Facsimile di una prepagata Tasca Business

Tasca Business, la prepagata di ICCREA per le aziende

prepagate

Presente sul mercato da alcuni anni, la carta prepagata BCC Tasca Business è emessa dall’Istituto Centrale del Credito Cooperativo. E’ pensata per le aziende, e grazie all’IBAN vanta una ricca gamma di funzioni. A queste si aggiungono alcune opzioni esclusive per lo shopping. Andiamo a scoprire il tutto.

Che cos’è Tasca Business e cosa offre

Destinata a un’utenza aziendale, la carta prepagata Tasca Business presenta come primo vantaggio quello di un’emittente affidabile. L’Istituto Centrale del Credito Cooperativo, meglio conosciuto come ICCREA, è una delle principali banche di Roma, con numerose filiali anche fuori regione.

E’ possibile richiedere la prepagata sia presso gli sportelli di qualunque filiale ICCREA che online. Oltre alla prepagata principale il possessore ha facoltà di ottenere ulteriori carte aggiuntive, denominate Tasca in+, per raggiungere una pianificazione finanziaria più accurata.

Queste ultime risulteranno tutte collegate a Tasca Business. In tal modo suddividere i depositi secondo le destinazioni d’uso sarà facilissimo. Altrettanto semplice la verifica real time dell’operatività di ciascuna carta. ICCREA infatti mette a disposizione un’app, un’apposita sezione per l’home banking sul proprio sito e un call center attivo 24 ore su 24.

Quali sono le operazioni possibili con la ricaricabile Tasca Business? E’ presto detto: quelle ordinarie di un conto corrente, eccettuato l’uso degli assegni che non è contemplato. Ma accreditare lo stipendio, disporre e ricevere bonifici, domiciliare utenze e pagare bollettini sì. Inoltre, come per ogni prepagata, puoi effettuare pagamenti ai teminali POS/online nonché prelevare contanti.

Un’opzione allettante offerta da questa carta riguarda la serie di promozioni esclusive Ventis. Per esempio l’e-commerce propone ai detentori di Tasca Business una lista di ristoranti e hotels di categoria superiore a tariffe scontate.

I massimali di Tasca Business

E’ facile memorizzare i limiti di Tasca Business: plafond, spese quotidiane (anche in una singola operazione), spese mensili, prelievo cash in un mese presso gli ATM hanno tutti come limite massimo 30.000 €.

Il prelievo giornaliero di contante con Tasca Business ha un tetto di 500 €.

Quanto alle ricariche, il massimale dipende dal canale utilizzato.
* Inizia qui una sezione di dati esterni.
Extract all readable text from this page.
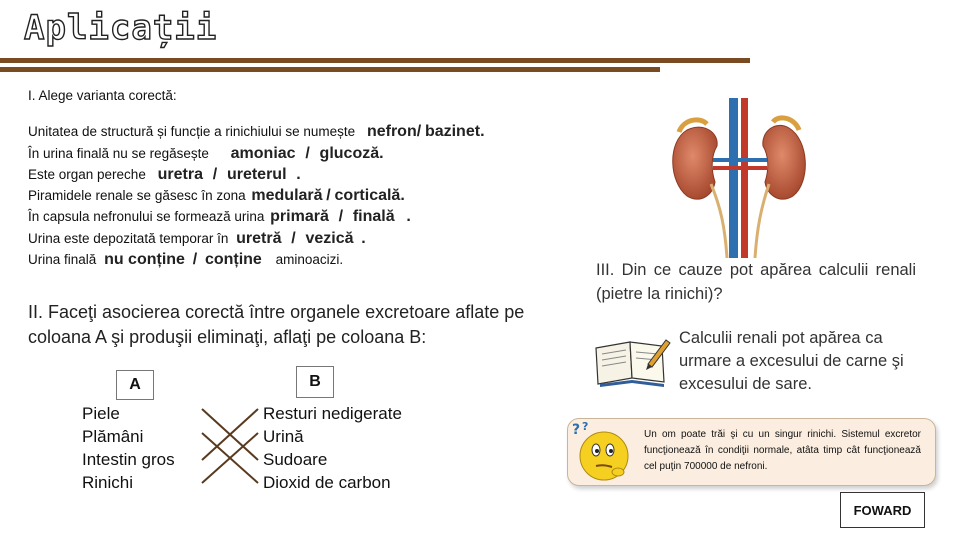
Aplicații
I. Alege varianta corectă:
Unitatea de structură și funcție a rinichiului se numește nefron/ bazinet.
În urina finală nu se regăsește amoniac / glucoză.
Este organ pereche uretra / ureterul .
Piramidele renale se găsesc în zona medulară / corticală.
În capsula nefronului se formează urina primară / finală .
Urina este depozitată temporar în uretră / vezică .
Urina finală nu conține / conține aminoacizi.
II. Faceţi asocierea corectă între organele excretoare aflate pe coloana A şi produşii eliminaţi, aflaţi pe coloana B:
A	B
Piele
Plămâni
Intestin gros
Rinichi
Resturi nedigerate
Urină
Sudoare
Dioxid de carbon
III. Din ce cauze pot apărea calculii renali (pietre la rinichi)?
Calculii renali pot apărea ca urmare a excesului de carne şi excesului de sare.
? ?
Un om poate trăi şi cu un singur rinichi. Sistemul excretor funcţionează în condiţii normale, atâta timp cât funcţionează cel puţin 700000 de nefroni.
FOWARD
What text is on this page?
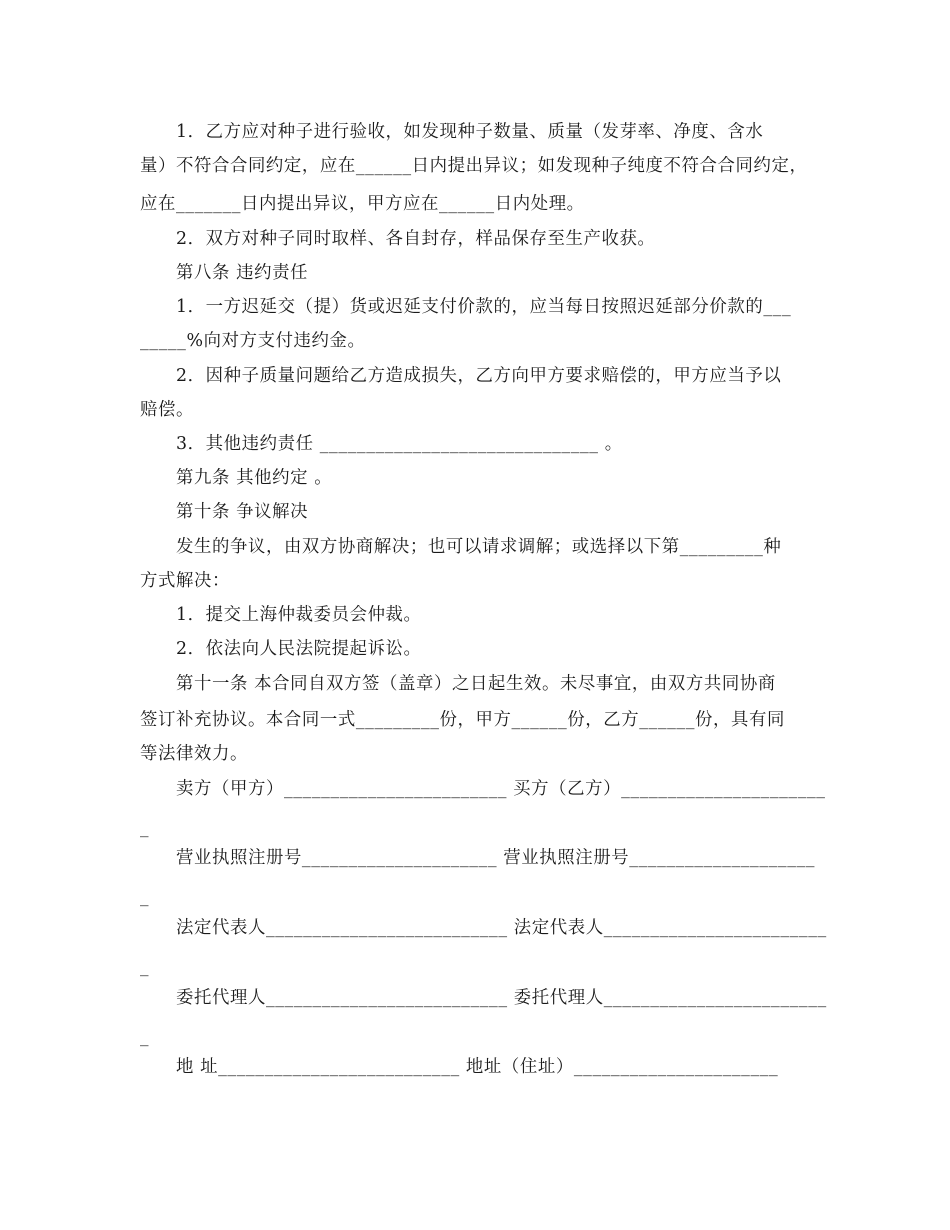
1．乙方应对种子进行验收，如发现种子数量、质量（发芽率、净度、含水
量）不符合合同约定，应在______日内提出异议；如发现种子纯度不符合合同约定，
应在_______日内提出异议，甲方应在______日内处理。
2．双方对种子同时取样、各自封存，样品保存至生产收获。
第八条 违约责任
1．一方迟延交（提）货或迟延支付价款的，应当每日按照迟延部分价款的___
_____%向对方支付违约金。
2．因种子质量问题给乙方造成损失，乙方向甲方要求赔偿的，甲方应当予以
赔偿。
3．其他违约责任 ______________________________ 。
第九条 其他约定 。
第十条 争议解决
发生的争议，由双方协商解决；也可以请求调解；或选择以下第_________种
方式解决：
1．提交上海仲裁委员会仲裁。
2．依法向人民法院提起诉讼。
第十一条 本合同自双方签（盖章）之日起生效。未尽事宜，由双方共同协商
签订补充协议。本合同一式_________份，甲方______份，乙方______份，具有同
等法律效力。
卖方（甲方）________________________ 买方（乙方）______________________
_
营业执照注册号_____________________ 营业执照注册号____________________
_
法定代表人__________________________ 法定代表人________________________
_
委托代理人__________________________ 委托代理人________________________
_
地 址__________________________ 地址（住址）______________________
Da sportello e tramite bonifico puoi accreditare fino a 30.000 € in ogni singola operazione. Da ATM puoi versare un massimo di 250 € alla volta, con un limite mensile di 30.000 € (il numero di operazioni ammesse è illimitato). Le ricariche effettuate via home banking hanno un tetto identico per singola operazione e mensile: 3000 € oppure 7.000 (per la differenza chiarimenti tramite call center oppure agli sportelli).

I costi della carta prepagata

Così come le altre prepagate aziendali, anche Tasca Business risulta meno economica delle carte per la clientela consumer.
Le spese principali legate all’utilizzo di questa ricaricabile sono:

• emissione: 50 €;
• prima ricarica: 4 €;
• ricariche successive allo sportello: 4 € oppure 2% dell’ammontare accreditato (chiarimenti sulle condizioni in ogni filiale);
• ricarica da ATM: 1 €;
• ricarica dalle banche eccetto quella collocatrice (vista sopra): 5 % oppure il 2% del deposito che versi;
• ricarica tramite home banking: 4 € oppure il 2% dell’importo versato;
• ricarica tramite home banking di banca non collocatrice: 5 € oppure il 2% dell’accredito effettuato;
• prelievo di contanti presso ATM italiani e internazionali: 1,50 €;
• pagamenti in divise diverse dall’euro: 2% dell’ammontare speso;
• notifiche su mobile delle operazioni d’importo fino a 100 €: 0,16 € (gratuito per importi maggiori);
• invio della password O.T.P. tramite sms: 0,16 € (gratuito con notifica push sull’app).

Conclusioni

Flessibile, potente e vantaggiosa grazie alle offerte Ventis, la prepagata Tasca Business risulta una buona scelta per chi vuole pianificare la contabilità aziendale con un occhio alle spese di gestione. Rispetto ad un conto corrente manca però la possibilità di emettere assegni e di disporre di un conto titoli.